I keep meaning to ask what Javelin thinks of the chickens. All pups are naturally curious, but having good role models has to help. Can't believe the hens are already a year old.


----------



## lily cd re (Jul 23, 2012)

Charmed, he is very interested in them. He chased Sarah one day recently but I was able to call him off her. It is a work in progress. Peeves needs a little refresher on his leaving them alone too. I think maybe Javelin's excitability around them has gotten him charged up too. I will have to take Javelin out with Lily or just me and him with some extra special things to occupy his interest more strongly than the birds.

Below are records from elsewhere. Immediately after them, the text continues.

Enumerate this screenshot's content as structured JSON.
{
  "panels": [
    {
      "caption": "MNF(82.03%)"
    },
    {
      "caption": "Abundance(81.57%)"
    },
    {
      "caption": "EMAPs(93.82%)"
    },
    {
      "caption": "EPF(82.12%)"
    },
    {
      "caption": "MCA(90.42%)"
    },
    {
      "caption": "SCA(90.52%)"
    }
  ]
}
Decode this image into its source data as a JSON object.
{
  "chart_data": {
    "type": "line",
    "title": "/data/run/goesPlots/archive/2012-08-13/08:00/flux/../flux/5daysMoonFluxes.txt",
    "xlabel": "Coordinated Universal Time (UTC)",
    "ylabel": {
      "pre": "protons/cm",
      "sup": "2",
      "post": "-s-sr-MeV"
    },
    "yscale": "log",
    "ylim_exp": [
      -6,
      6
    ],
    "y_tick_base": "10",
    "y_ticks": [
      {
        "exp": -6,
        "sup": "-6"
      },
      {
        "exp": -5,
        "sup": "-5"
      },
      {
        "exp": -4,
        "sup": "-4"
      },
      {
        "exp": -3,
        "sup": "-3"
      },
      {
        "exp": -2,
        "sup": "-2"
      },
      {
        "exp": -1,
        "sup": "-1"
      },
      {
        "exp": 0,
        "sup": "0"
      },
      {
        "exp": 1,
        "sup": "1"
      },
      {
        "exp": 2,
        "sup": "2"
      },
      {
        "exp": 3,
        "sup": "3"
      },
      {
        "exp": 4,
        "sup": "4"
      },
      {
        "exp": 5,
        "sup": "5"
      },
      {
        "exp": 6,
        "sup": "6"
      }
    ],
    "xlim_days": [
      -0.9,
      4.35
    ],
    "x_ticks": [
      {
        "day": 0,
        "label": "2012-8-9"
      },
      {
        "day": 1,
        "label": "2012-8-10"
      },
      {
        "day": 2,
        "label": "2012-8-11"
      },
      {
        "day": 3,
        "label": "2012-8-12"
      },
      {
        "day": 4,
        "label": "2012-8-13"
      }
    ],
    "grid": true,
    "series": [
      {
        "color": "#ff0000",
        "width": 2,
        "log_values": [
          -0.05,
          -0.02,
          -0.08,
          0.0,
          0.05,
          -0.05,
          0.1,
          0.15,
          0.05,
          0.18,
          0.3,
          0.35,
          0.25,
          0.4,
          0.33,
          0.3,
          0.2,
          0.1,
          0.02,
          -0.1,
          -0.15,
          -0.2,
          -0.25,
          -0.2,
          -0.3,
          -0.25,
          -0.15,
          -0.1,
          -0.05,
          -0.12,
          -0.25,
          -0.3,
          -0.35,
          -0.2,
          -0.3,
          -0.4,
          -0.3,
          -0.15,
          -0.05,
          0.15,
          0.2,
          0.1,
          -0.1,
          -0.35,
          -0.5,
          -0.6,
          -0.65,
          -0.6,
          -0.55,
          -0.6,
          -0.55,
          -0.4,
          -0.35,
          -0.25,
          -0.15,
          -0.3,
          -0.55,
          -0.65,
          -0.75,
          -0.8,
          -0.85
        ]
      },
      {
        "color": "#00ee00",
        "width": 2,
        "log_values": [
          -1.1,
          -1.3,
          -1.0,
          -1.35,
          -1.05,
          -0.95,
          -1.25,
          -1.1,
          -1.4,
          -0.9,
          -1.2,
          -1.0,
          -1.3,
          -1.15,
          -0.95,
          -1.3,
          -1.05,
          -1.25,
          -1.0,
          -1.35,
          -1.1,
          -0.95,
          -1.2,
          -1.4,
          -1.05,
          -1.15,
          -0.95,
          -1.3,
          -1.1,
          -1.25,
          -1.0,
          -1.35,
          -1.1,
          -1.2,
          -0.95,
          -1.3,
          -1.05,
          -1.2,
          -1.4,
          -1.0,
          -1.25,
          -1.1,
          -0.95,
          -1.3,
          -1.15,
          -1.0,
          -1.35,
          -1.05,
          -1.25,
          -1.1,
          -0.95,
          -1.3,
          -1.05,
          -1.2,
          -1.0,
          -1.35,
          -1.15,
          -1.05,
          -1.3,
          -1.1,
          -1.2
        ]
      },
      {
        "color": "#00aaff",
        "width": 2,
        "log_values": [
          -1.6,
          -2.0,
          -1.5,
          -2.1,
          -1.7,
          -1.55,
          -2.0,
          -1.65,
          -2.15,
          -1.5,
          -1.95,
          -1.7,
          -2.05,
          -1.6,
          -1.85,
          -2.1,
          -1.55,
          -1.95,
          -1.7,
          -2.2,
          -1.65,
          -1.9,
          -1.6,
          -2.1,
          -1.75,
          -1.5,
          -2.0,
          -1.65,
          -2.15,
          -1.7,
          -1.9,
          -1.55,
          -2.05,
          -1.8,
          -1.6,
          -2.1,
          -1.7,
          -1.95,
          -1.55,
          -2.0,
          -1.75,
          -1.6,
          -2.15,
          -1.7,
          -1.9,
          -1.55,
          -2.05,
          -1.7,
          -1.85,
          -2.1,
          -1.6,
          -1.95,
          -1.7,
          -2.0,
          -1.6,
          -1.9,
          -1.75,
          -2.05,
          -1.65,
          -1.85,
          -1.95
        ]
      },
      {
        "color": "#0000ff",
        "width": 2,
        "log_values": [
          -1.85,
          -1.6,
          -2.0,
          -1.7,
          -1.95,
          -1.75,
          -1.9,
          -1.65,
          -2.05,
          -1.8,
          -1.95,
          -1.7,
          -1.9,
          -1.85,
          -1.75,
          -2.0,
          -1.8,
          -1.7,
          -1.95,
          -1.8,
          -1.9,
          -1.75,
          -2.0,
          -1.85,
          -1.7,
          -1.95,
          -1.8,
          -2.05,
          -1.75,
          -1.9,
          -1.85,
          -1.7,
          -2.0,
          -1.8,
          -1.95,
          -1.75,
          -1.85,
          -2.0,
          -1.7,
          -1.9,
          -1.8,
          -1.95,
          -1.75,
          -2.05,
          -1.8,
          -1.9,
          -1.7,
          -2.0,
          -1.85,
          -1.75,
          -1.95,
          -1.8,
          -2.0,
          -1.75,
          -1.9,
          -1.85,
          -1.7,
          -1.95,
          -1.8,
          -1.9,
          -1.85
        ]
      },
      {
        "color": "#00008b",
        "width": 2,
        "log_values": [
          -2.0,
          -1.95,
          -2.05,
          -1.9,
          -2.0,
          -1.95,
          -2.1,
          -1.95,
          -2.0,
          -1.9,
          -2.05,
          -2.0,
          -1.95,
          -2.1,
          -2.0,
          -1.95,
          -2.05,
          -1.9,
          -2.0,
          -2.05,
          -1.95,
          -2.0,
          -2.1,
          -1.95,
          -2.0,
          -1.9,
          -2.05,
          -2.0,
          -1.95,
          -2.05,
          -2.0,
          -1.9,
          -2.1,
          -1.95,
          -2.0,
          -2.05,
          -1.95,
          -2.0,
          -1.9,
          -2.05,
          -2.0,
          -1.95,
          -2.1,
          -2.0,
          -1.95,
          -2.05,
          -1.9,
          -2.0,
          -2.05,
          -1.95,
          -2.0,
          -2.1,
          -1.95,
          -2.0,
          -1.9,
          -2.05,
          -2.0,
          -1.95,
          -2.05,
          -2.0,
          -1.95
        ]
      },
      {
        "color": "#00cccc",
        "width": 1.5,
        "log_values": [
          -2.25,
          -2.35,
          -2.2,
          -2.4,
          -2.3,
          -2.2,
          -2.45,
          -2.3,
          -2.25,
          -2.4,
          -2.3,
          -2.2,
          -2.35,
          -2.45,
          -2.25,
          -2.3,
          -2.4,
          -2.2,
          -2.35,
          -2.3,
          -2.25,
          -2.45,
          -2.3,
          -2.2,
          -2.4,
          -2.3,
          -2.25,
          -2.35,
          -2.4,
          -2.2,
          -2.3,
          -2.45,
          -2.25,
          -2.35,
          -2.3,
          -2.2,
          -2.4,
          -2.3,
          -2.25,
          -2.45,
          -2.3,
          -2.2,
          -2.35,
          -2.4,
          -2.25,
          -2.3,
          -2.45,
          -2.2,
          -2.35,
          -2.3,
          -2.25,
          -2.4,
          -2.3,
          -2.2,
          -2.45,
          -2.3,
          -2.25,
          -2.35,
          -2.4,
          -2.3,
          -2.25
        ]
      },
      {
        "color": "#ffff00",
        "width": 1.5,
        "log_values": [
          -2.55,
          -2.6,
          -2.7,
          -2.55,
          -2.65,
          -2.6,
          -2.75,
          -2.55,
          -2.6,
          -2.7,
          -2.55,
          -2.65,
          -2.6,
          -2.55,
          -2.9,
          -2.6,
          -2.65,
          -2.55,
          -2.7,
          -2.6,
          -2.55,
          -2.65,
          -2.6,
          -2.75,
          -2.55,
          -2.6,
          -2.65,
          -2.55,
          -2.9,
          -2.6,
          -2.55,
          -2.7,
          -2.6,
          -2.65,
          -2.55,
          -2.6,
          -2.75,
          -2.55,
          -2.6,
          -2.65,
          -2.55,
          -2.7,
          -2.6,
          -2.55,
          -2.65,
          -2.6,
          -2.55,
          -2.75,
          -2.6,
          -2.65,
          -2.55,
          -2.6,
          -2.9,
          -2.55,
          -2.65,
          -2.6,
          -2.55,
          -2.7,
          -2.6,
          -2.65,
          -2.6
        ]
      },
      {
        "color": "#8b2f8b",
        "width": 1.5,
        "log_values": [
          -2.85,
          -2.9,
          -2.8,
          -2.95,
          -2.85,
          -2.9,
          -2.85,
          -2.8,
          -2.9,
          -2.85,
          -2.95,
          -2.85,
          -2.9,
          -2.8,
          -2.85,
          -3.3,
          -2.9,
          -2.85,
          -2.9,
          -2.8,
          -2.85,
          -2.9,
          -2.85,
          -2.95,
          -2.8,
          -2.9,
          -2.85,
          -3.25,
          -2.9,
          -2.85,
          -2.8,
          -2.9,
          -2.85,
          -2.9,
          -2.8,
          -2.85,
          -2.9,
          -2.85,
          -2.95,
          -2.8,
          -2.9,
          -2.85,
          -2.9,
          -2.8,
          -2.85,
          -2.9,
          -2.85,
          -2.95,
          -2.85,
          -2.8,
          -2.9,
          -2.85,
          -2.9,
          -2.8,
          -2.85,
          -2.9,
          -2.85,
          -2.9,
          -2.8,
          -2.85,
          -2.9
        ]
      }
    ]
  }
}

I have been getting 2, 3 or sometimes 4 eggs a day. Rarely none or one. Salome is the best layer and has never had a broody day. Ruthie also is not broody at all, but Rachel and Sarah have each had a couple of rounds of broodiness in the last couple of months. I haven't had to resort to wildly drastic measures to snap them out of it so far.

A tiny bit of me misses Reb. He is such a handsome bird, but the crowing at all hours and his aggressiveness were not compatible with happy, safe living.


----------



## MollyMuiMa (Oct 13, 2012)

Happy Birthday Rachel, Sarah, Ruthie, & Salome! Wow a whole year has gone by already? It seems like such a short time ago they were still in pin feathers!!! Glad they turned out to be good layers for you! Fresh eggs..YUM!


----------



## zooeysmom (Jan 3, 2014)

Happy Hatchday, girls! I love chickens. Had several sweet girls growing up.


----------



## Mfmst (Jun 18, 2014)

Happy belated birthday, ladies. You have very nice looking accommodations plus your own security (insecurity?) detail. You hatched in the right place


----------



## lily cd re (Jul 23, 2012)

Mfmst there are days when the quadrapedal mammals provide security and days they don't!


----------